暑くて倒れたということは、熱中症……意識がなくなるなんて重篤なのではないか。でも自分では病院に連れていくこともできない。車も持っていないし、何よりも怖かった。病院に言って何か聞かれてばれるのではないか。でももしこのまま放っておいて目を覚まさなかったら、それこそ「放置」と思われてペナルティを食らってしまうのではないか。せっかく隠すことのできたあの過去を、ようやっと外へ出ていくことも叶うようになってきた今の生活を、全部ひっくり返されるのではないか……
あまりに不安材料が大きくなってきて、無理に起こすなと言われたが、志保の肩をゆすって反応を見ようと試みた。酷い顔色だ。
「ねえ、ねえ、おきてよ」
返事はなかった。ますます不安が増大していく。本当にこのまま寝かせておいていいのか。額を触ると少しひんやりしていた。
「あんたが起きてくれなかったら、あたしたち終わっちゃうんだよ……」
彼女には、代替の娘の容態よりも自分たちの身のほうが重要になってしまっていた。
何をするにも手がつかず、台所へ行っては戻り、スマートフォンをいじっては戻り、うろうろと時間をつぶすだけだった。

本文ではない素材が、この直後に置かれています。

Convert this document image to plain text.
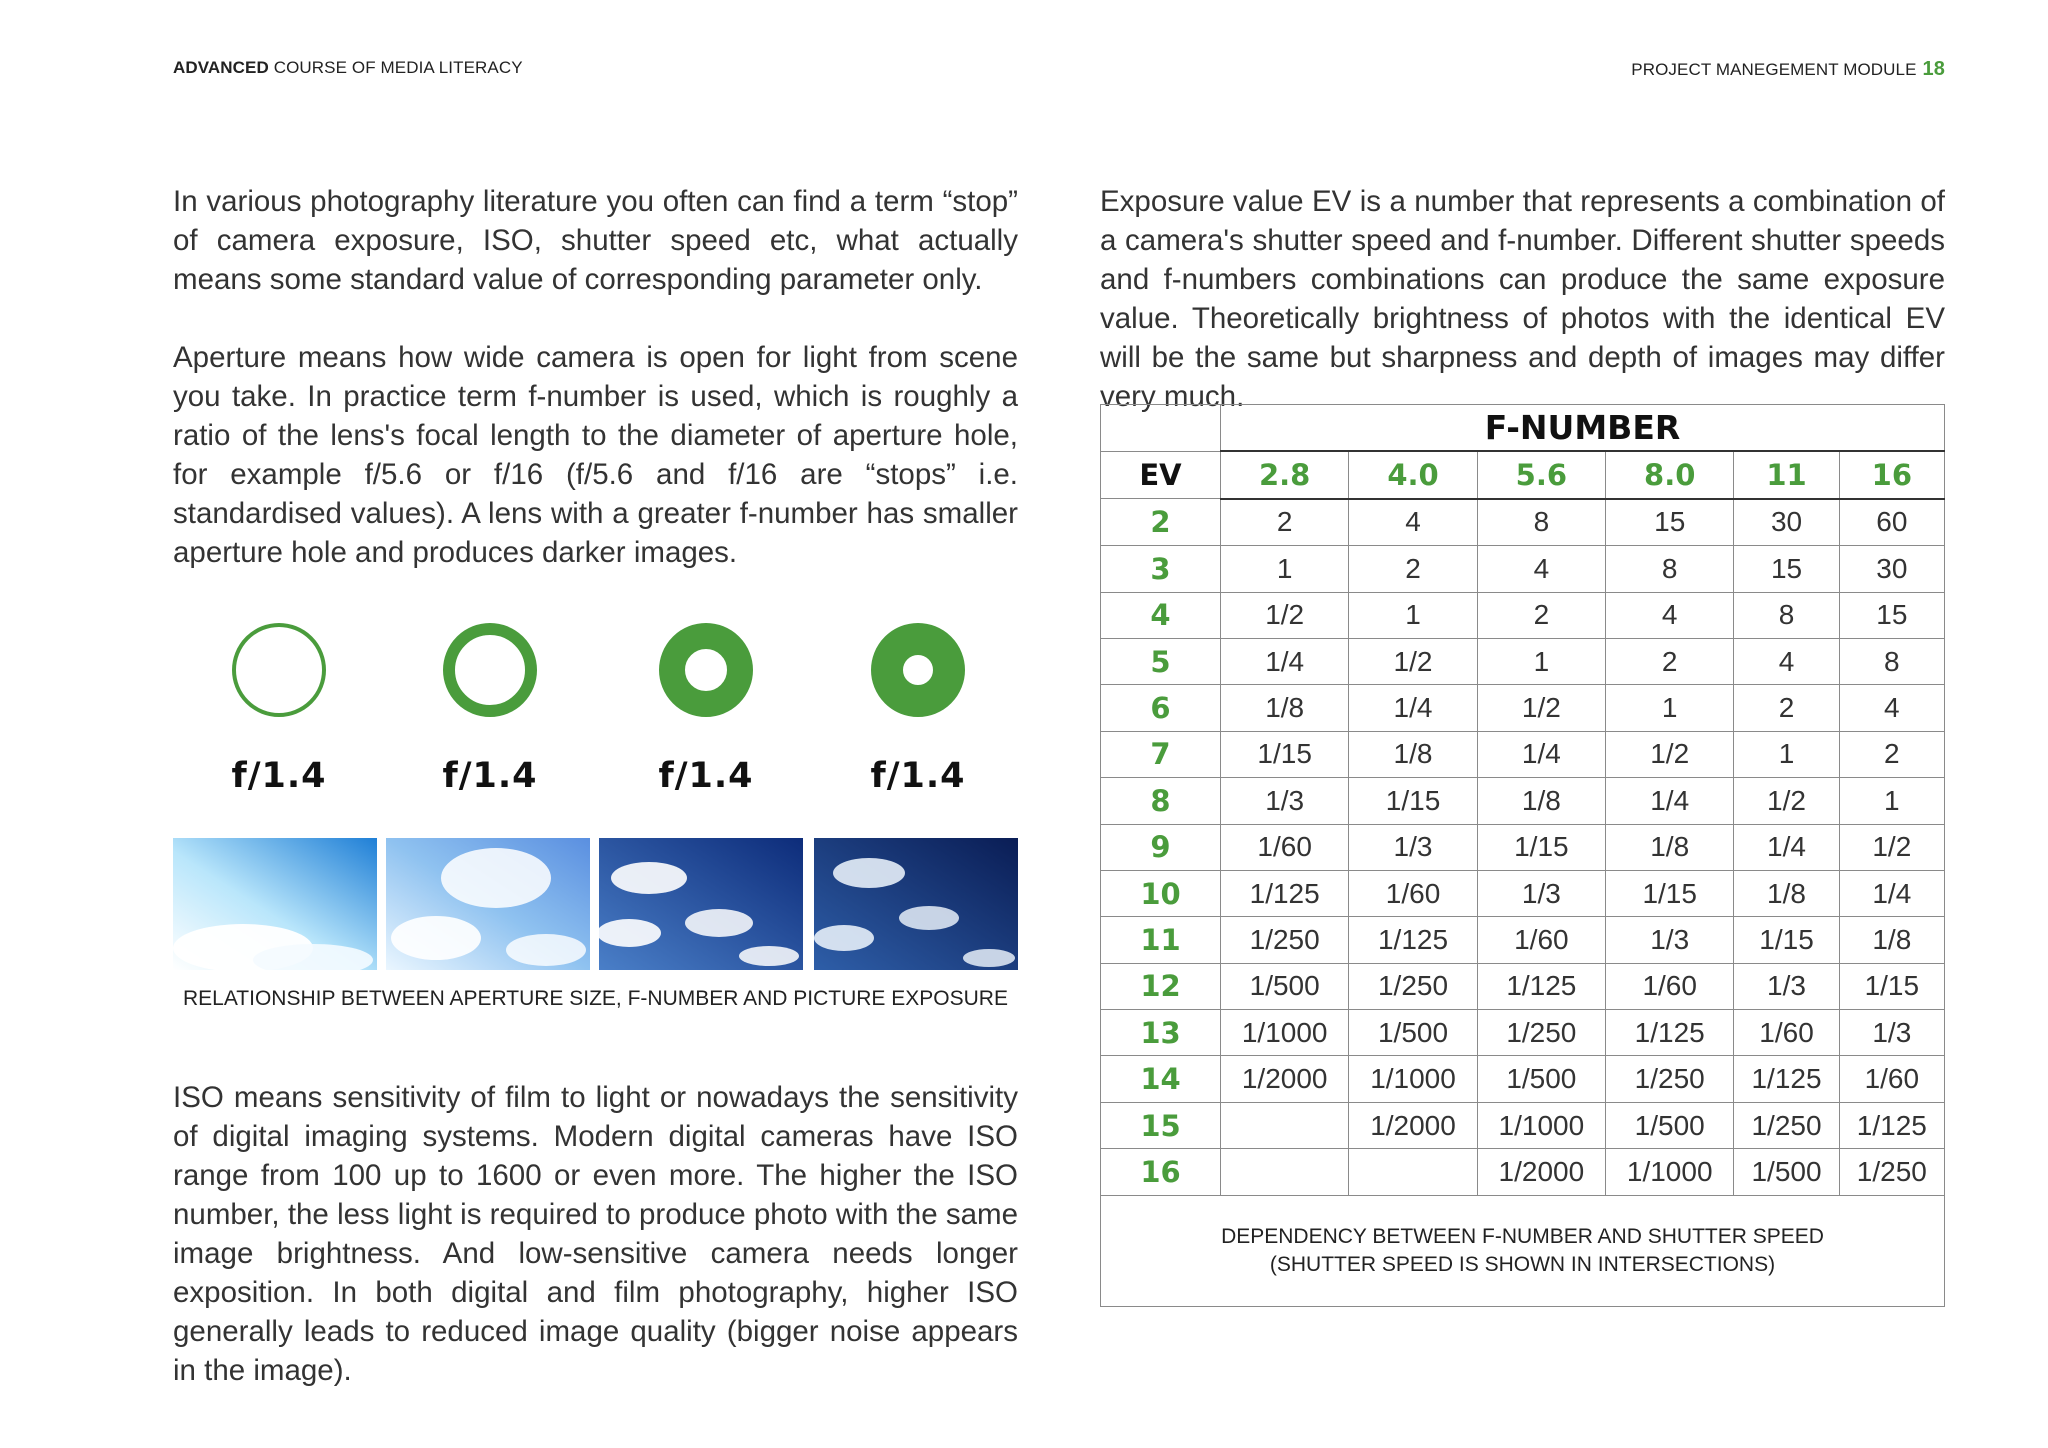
ADVANCED COURSE OF MEDIA LITERACY	PROJECT MANEGEMENT MODULE 18
In various photography literature you often can find a term “stop” of camera exposure, ISO, shutter speed etc, what actually means some standard value of corresponding parameter only.
Aperture means how wide camera is open for light from scene you take. In practice term f-number is used, which is roughly a ratio of the lens's focal length to the diameter of aperture hole, for example f/5.6 or f/16 (f/5.6 and f/16 are “stops” i.e. standardised values). A lens with a greater f-number has smaller aperture hole and produces darker images.
f/1.4	f/1.4	f/1.4	f/1.4
RELATIONSHIP BETWEEN APERTURE SIZE, F-NUMBER AND PICTURE EXPOSURE
ISO means sensitivity of film to light or nowadays the sensitivity of digital imaging systems. Modern digital cameras have ISO range from 100 up to 1600 or even more. The higher the ISO number, the less light is required to produce photo with the same image brightness. And low-sensitive camera needs longer exposition. In both digital and film photography, higher ISO generally leads to reduced image quality (bigger noise appears in the image).
Exposure value EV is a number that represents a combination of a camera's shutter speed and f-number. Different shutter speeds and f-numbers combinations can produce the same exposure value. Theoretically brightness of photos with the identical EV will be the same but sharpness and depth of images may differ very much.
	F-NUMBER					
EV	2.8	4.0	5.6	8.0	11	16
2	2	4	8	15	30	60
3	1	2	4	8	15	30
4	1/2	1	2	4	8	15
5	1/4	1/2	1	2	4	8
6	1/8	1/4	1/2	1	2	4
7	1/15	1/8	1/4	1/2	1	2
8	1/3	1/15	1/8	1/4	1/2	1
9	1/60	1/3	1/15	1/8	1/4	1/2
10	1/125	1/60	1/3	1/15	1/8	1/4
11	1/250	1/125	1/60	1/3	1/15	1/8
12	1/500	1/250	1/125	1/60	1/3	1/15
13	1/1000	1/500	1/250	1/125	1/60	1/3
14	1/2000	1/1000	1/500	1/250	1/125	1/60
15		1/2000	1/1000	1/500	1/250	1/125
16			1/2000	1/1000	1/500	1/250

DEPENDENCY BETWEEN F-NUMBER AND SHUTTER SPEED
(SHUTTER SPEED IS SHOWN IN INTERSECTIONS)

夕食の支度すらしていない午後8時半。夫が帰ってきた。
「ねえ、ねえ、あの子学校で倒れて、意識無くなって友達が運んで来たんだけど、全然起きないの」
「え、なに寝てんの?」
「起こすなって言われたんだけど、あまりに起きないから心配なんだけど、顔色もすごい悪いし、病院に行った方がいいのかなって」
作業着から着替える夫に後ろから不安の種をつぎつぎと吐き出す。
「起こすなって言われたんならそのままでいいんじゃね?」
「でもなんか様子がおかしいんだよ、見てみてよ」
「じゃあ後で見るよ」
「 今見てよ! もしなんかあったらあたしたち捕まっちゃうよ!」
それを言われてしまうと父親の方も返す言葉がなく、志保の寝ている部屋を覗きに行く。電気をつけてみる。
「……そんなに言うほど顔色悪くないけど」
「……え、あ、あれ……?」
母親が恐る恐る覗き込むと、帰って来た時よりは唇の色も赤く血色がよくなっていた。頬の色も真っ青がやや黄味がかるほどに戻っていた。

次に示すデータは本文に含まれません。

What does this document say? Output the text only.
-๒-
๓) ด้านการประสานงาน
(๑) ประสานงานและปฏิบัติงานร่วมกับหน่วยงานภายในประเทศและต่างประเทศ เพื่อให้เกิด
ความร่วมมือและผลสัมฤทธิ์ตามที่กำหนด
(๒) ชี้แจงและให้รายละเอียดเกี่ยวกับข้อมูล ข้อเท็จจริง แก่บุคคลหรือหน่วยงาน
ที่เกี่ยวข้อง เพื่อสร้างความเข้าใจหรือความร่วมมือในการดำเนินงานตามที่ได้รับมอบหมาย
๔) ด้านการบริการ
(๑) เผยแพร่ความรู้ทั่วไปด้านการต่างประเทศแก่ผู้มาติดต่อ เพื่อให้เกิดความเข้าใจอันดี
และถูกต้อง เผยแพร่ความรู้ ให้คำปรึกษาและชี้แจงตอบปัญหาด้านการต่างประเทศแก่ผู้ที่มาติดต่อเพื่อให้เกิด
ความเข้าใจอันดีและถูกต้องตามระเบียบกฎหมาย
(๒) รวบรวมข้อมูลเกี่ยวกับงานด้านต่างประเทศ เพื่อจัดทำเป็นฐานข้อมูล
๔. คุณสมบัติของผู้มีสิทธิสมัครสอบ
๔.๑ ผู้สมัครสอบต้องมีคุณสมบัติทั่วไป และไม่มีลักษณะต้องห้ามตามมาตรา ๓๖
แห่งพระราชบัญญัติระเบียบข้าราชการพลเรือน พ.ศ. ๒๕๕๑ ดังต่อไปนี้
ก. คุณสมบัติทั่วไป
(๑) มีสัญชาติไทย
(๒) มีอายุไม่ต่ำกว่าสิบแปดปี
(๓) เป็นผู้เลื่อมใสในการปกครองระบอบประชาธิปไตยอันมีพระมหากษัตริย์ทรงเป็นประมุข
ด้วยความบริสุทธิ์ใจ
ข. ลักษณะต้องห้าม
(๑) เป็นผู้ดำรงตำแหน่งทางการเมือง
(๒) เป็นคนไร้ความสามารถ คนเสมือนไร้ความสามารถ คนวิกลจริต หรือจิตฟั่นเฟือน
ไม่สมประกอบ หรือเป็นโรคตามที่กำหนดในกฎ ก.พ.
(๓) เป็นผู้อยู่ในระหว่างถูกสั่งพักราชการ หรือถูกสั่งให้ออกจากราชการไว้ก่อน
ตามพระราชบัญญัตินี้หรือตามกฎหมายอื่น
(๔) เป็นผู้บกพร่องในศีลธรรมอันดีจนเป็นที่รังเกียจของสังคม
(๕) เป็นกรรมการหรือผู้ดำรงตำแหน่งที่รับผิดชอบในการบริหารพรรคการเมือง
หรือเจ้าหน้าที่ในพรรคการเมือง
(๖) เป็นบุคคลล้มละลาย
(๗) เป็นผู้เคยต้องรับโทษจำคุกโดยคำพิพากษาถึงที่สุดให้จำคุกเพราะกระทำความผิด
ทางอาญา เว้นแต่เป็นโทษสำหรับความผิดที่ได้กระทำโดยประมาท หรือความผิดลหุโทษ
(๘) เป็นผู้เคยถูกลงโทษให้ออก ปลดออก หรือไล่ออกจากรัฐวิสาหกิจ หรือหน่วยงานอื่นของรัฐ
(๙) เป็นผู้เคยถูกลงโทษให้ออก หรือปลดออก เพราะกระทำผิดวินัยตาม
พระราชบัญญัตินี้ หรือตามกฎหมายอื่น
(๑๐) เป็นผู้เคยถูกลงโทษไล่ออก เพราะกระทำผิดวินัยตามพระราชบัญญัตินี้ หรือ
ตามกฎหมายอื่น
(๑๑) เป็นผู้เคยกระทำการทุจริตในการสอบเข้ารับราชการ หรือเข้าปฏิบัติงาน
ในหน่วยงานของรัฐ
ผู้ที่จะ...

「なんだよ大げさなんだよ、もう少し休んでりゃよくなんだろうよ」
再び電気を消して部屋を出ていく。母親は少しだけ安心したものの、気になって気になって何度ものぞいた。
「飯は?」
「作ってない」
「はぁ? 何してんの? この時間まで何やってたわけ?」
「気になっちゃって……」
呆れた父親はこんな事なら飲んで来ればよかったとぶつぶつ文句をいい、近所の居酒屋へ出かけてしまった。
母親は食欲もなく、戸棚の中のカップラーメンを1人少しずつ食べていた。